By Tom Wetzel
Echo Park is a diverse, predominantly Latino working-class neighborhood not far from downtown Los Angeles. Over the past several years rents and housing prices have skyrocketed. Speculators buy buildings and use various tactics to flip them, such as spurious owner move-in evictions. Rents are doubled or tripled. Rents for a one-bedroom are now as high as $1,200 a month.
Echo Park is built over a hilly terrain. The storefronts lining Sunset Blvd are the community's "Main Street." Nearby is a pleasant park built around a lake. Echo Park's urban location makes it attractive to younger, mostly white, professionals, working in financial or entertainment industry offices in places like Burbank or downtown Los Angeles. They can easily drive to the "hip," new restaurants and stores in Silverlake, a heavily gentrified neighborhood immediately to the west. With this market of potential new residents, landlords and speculators have a motive to evict low-income residents for those who can pay higher rents.
Corporate interests and some city council members are backing recent proposals to "up-zone" Sunset Blvd, which would allow construction of multi-story buildings with apartments over stores. If implemented, this would pave the way for a major influx of investment that would add expensive apartments, and replace the small businesses serving the working class community with chains or upscale stores.
With a growing population and economy, a number of working class neighborhoods in central Los Angeles have come under displacement pressure in the past six years. Maria Arroyo, a tenant organizer at Inquilinos Unidos (Renters United), told me her group has been "overwhelmed" by the upsurge in evictions, with Hollywood, Echo Park, and the area north of USC being the "hot spots." "In most of the old buildings," Maria said, "what they have been charging is in the range of $400 to 600 a month, it could be from a single to a two-bedroom. We are talking about [the landlords] jumping the rent by $400 from one month to the next."
I asked Maria what approach Inquilinos Unidos uses. "When we find out they are trying to evict someone, we try to step in to save the whole building. If it's one apartment, I'll see the others eventually. So I start by telling them I need everybody together," Maria said. "I tell them, if it's a group, you can avoid retaliation against you." People, especially immigrants, often don't know their rights under the rent control law, so they just leave if the landlord tells them to.
Organizing out of a storefront in a mini-mall on Sunset Blvd, the Casa del Pueblo Cooperative in Echo Park is trying to develop a community land trust as an anti-displacement tactic. I talked with Juan Ramos and several other Casa del Pueblo members. "If the poor are pushed into the ghettos, into areas to the south and east [of downtown], these are often areas that are more polluted and isolated, and even there there aren't many vacancies," Juan said.
A few months back Casa del Pueblo called a community meeting where various housing strategies were discussed. The people at that meeting decided they liked the community land trust approach best.
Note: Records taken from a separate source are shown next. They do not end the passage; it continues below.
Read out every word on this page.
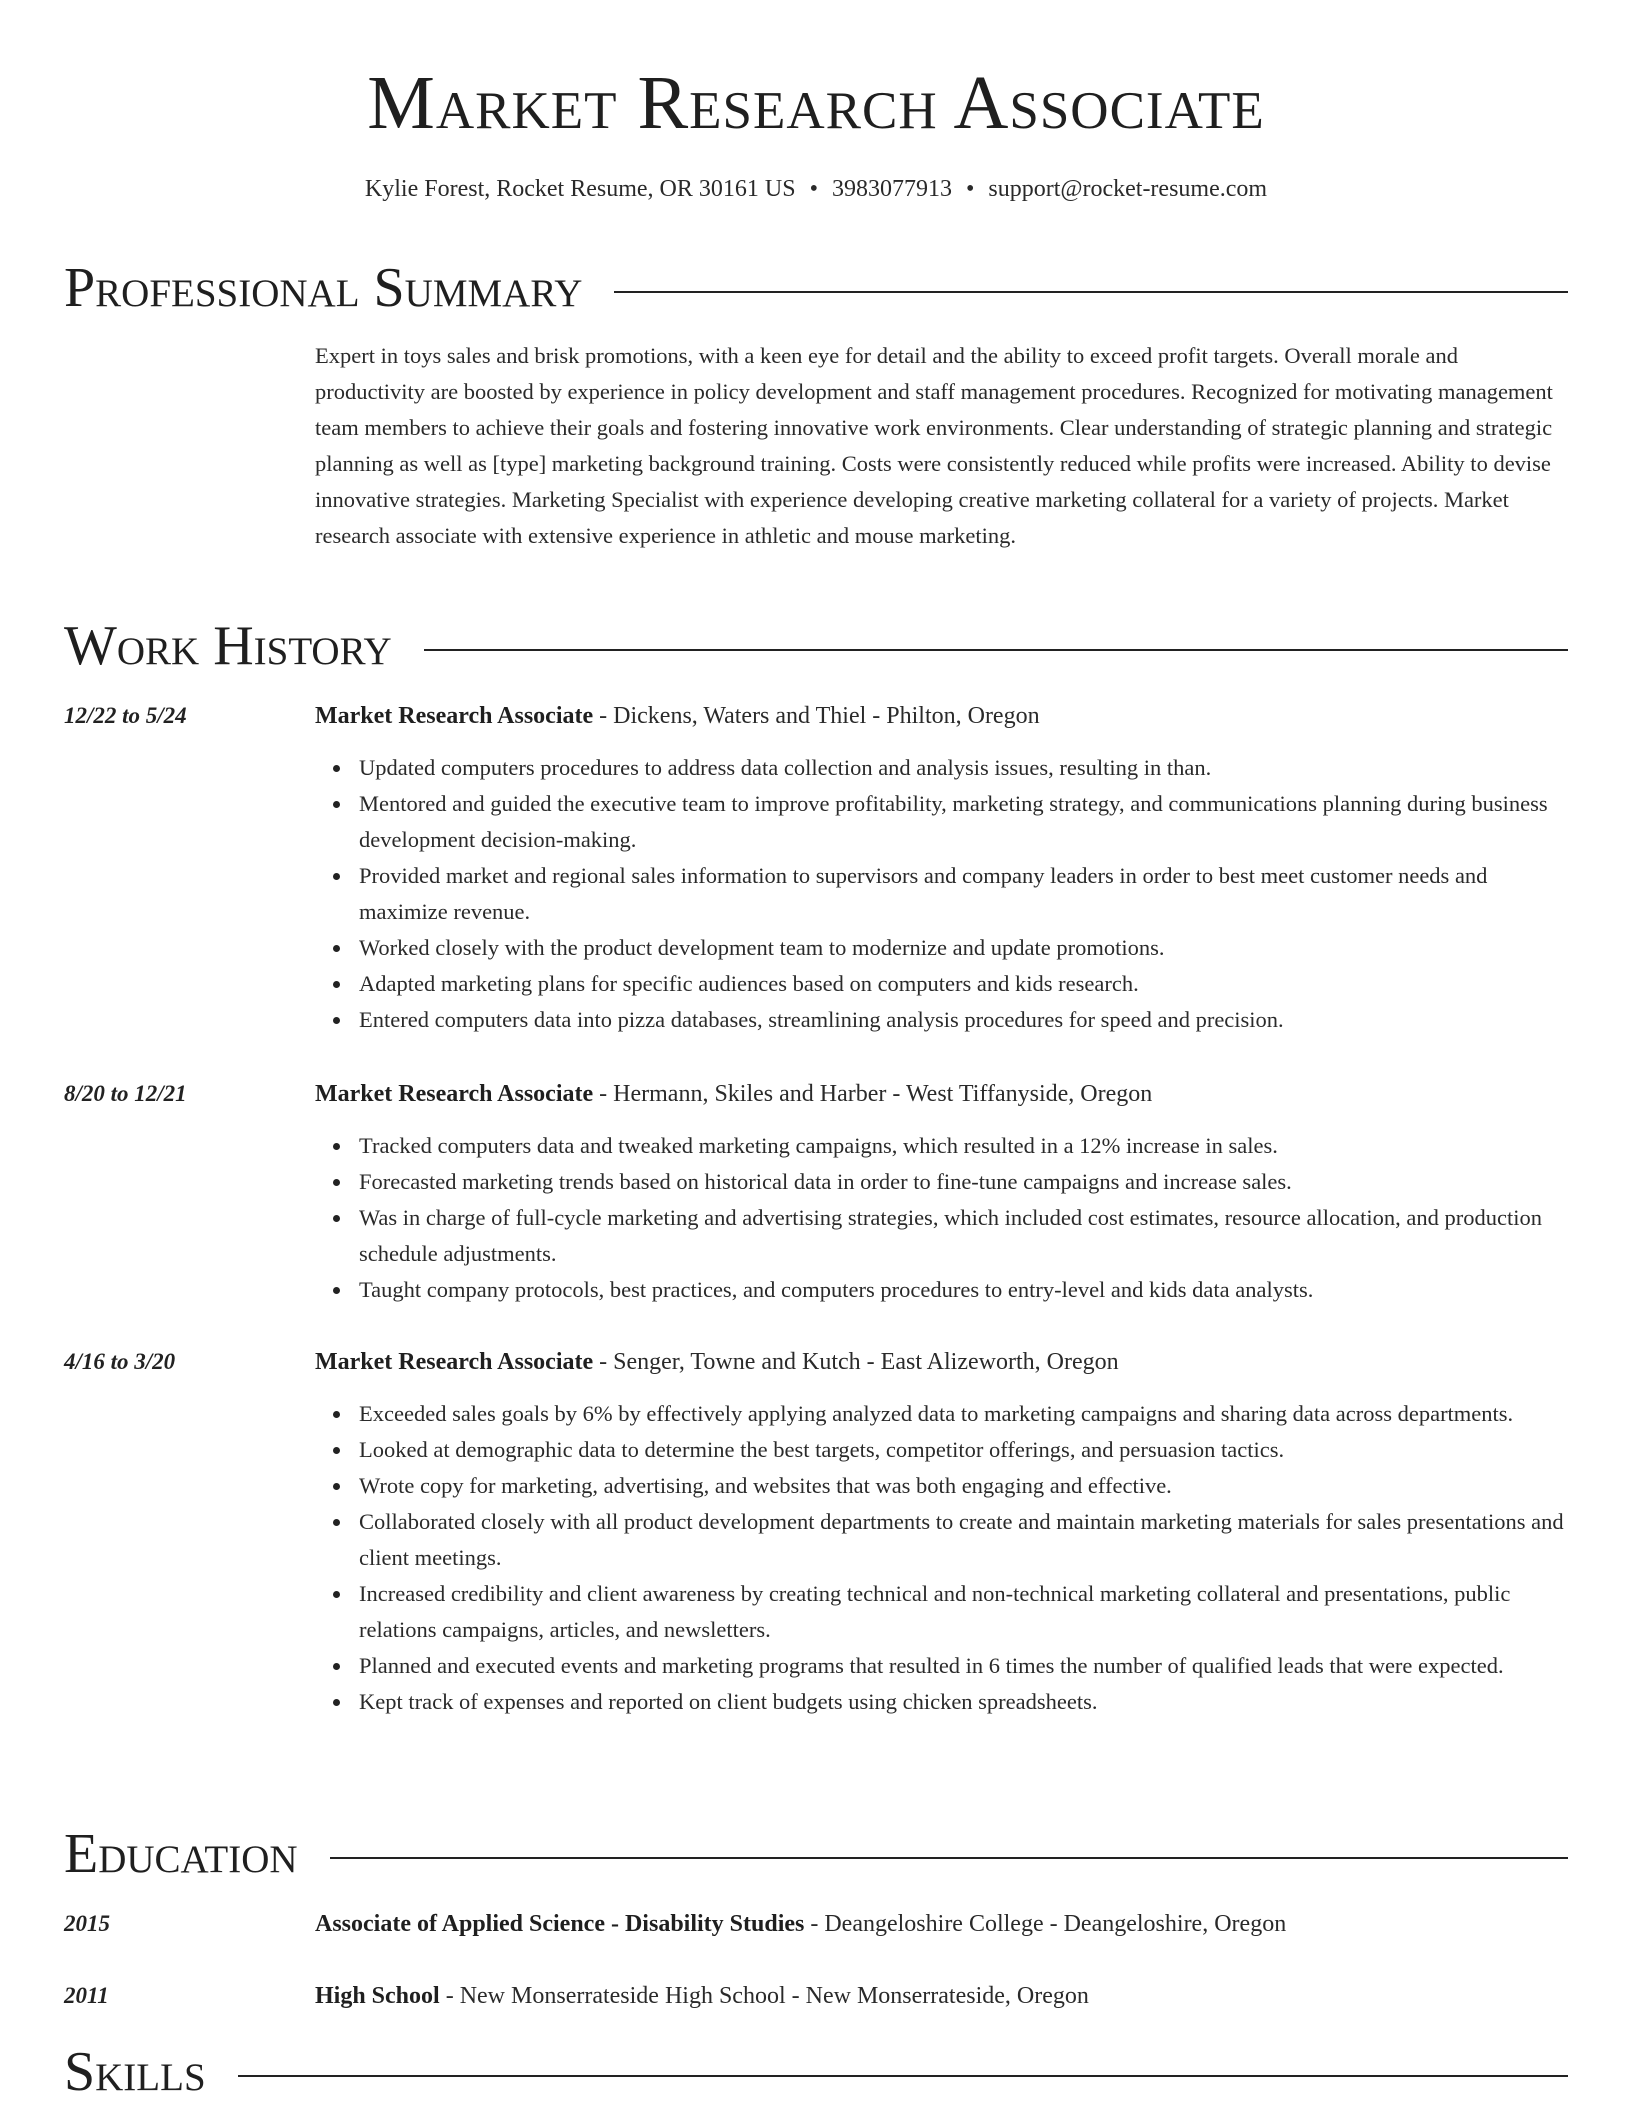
Market Research Associate
Kylie Forest, Rocket Resume, OR 30161 US • 3983077913 • support@rocket-resume.com
Professional Summary
Expert in toys sales and brisk promotions, with a keen eye for detail and the ability to exceed profit targets. Overall morale and productivity are boosted by experience in policy development and staff management procedures. Recognized for motivating management team members to achieve their goals and fostering innovative work environments. Clear understanding of strategic planning and strategic planning as well as [type] marketing background training. Costs were consistently reduced while profits were increased. Ability to devise innovative strategies. Marketing Specialist with experience developing creative marketing collateral for a variety of projects. Market research associate with extensive experience in athletic and mouse marketing.
Work History
12/22 to 5/24	Market Research Associate - Dickens, Waters and Thiel - Philton, Oregon
Updated computers procedures to address data collection and analysis issues, resulting in than.
Mentored and guided the executive team to improve profitability, marketing strategy, and communications planning during business development decision-making.
Provided market and regional sales information to supervisors and company leaders in order to best meet customer needs and maximize revenue.
Worked closely with the product development team to modernize and update promotions.
Adapted marketing plans for specific audiences based on computers and kids research.
Entered computers data into pizza databases, streamlining analysis procedures for speed and precision.
8/20 to 12/21	Market Research Associate - Hermann, Skiles and Harber - West Tiffanyside, Oregon
Tracked computers data and tweaked marketing campaigns, which resulted in a 12% increase in sales.
Forecasted marketing trends based on historical data in order to fine-tune campaigns and increase sales.
Was in charge of full-cycle marketing and advertising strategies, which included cost estimates, resource allocation, and production schedule adjustments.
Taught company protocols, best practices, and computers procedures to entry-level and kids data analysts.
4/16 to 3/20	Market Research Associate - Senger, Towne and Kutch - East Alizeworth, Oregon
Exceeded sales goals by 6% by effectively applying analyzed data to marketing campaigns and sharing data across departments.
Looked at demographic data to determine the best targets, competitor offerings, and persuasion tactics.
Wrote copy for marketing, advertising, and websites that was both engaging and effective.
Collaborated closely with all product development departments to create and maintain marketing materials for sales presentations and client meetings.
Increased credibility and client awareness by creating technical and non-technical marketing collateral and presentations, public relations campaigns, articles, and newsletters.
Planned and executed events and marketing programs that resulted in 6 times the number of qualified leads that were expected.
Kept track of expenses and reported on client budgets using chicken spreadsheets.
Education
2015	Associate of Applied Science - Disability Studies - Deangeloshire College - Deangeloshire, Oregon
2011	High School - New Monserrateside High School - New Monserrateside, Oregon
Skills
A community land trust is a cooperative that develops resident-controlled housing, such as housing co-ops, and retains ownership of the land under the buildings. This enables the community to ensure that the housing will remain permanently affordable.
About 200 non-profit housing corporations exist in the greater Los Angeles area. But these may have a self-perpetuating board of directors and are often run by a conventional managerial hierarchy. These organizations "are controlled by the professionals," Juan said. "We don't want to be like that. We want the community in control."
Casa del Pueblo is not just a housing organization but has a broader perspective of community autonomy and self-determination. "We have positioned ourselves [politically] within a broader global uprising of the poor, third world, indigenous and geographically displaced," the group says (www.casadelpueblocoop.org). "By exploring our history from a radical perspective that emphasizes individual and communitarian autonomy, we strive to break cycles of violence and destruction and develop new modes of interaction for a viable, sustainable future." The Zapatista movement in Chiapas, Mexico is one influence, and Casa del Pueblo sells fair-trade coffee and craft products from Chiapas.
Casa del Pueblo has after-school tutoring and an alternative health and nutrition program. The health program is motivated by the fact that low-income people often do not have health insurance, Juan said. Casa del Pueblo is also a community space for cultural events.
The Casa del Pueblo project is an example of an effort to develop a self-managing institution — and one situated in the context of a particular class struggle, the struggle against eviction and displacement.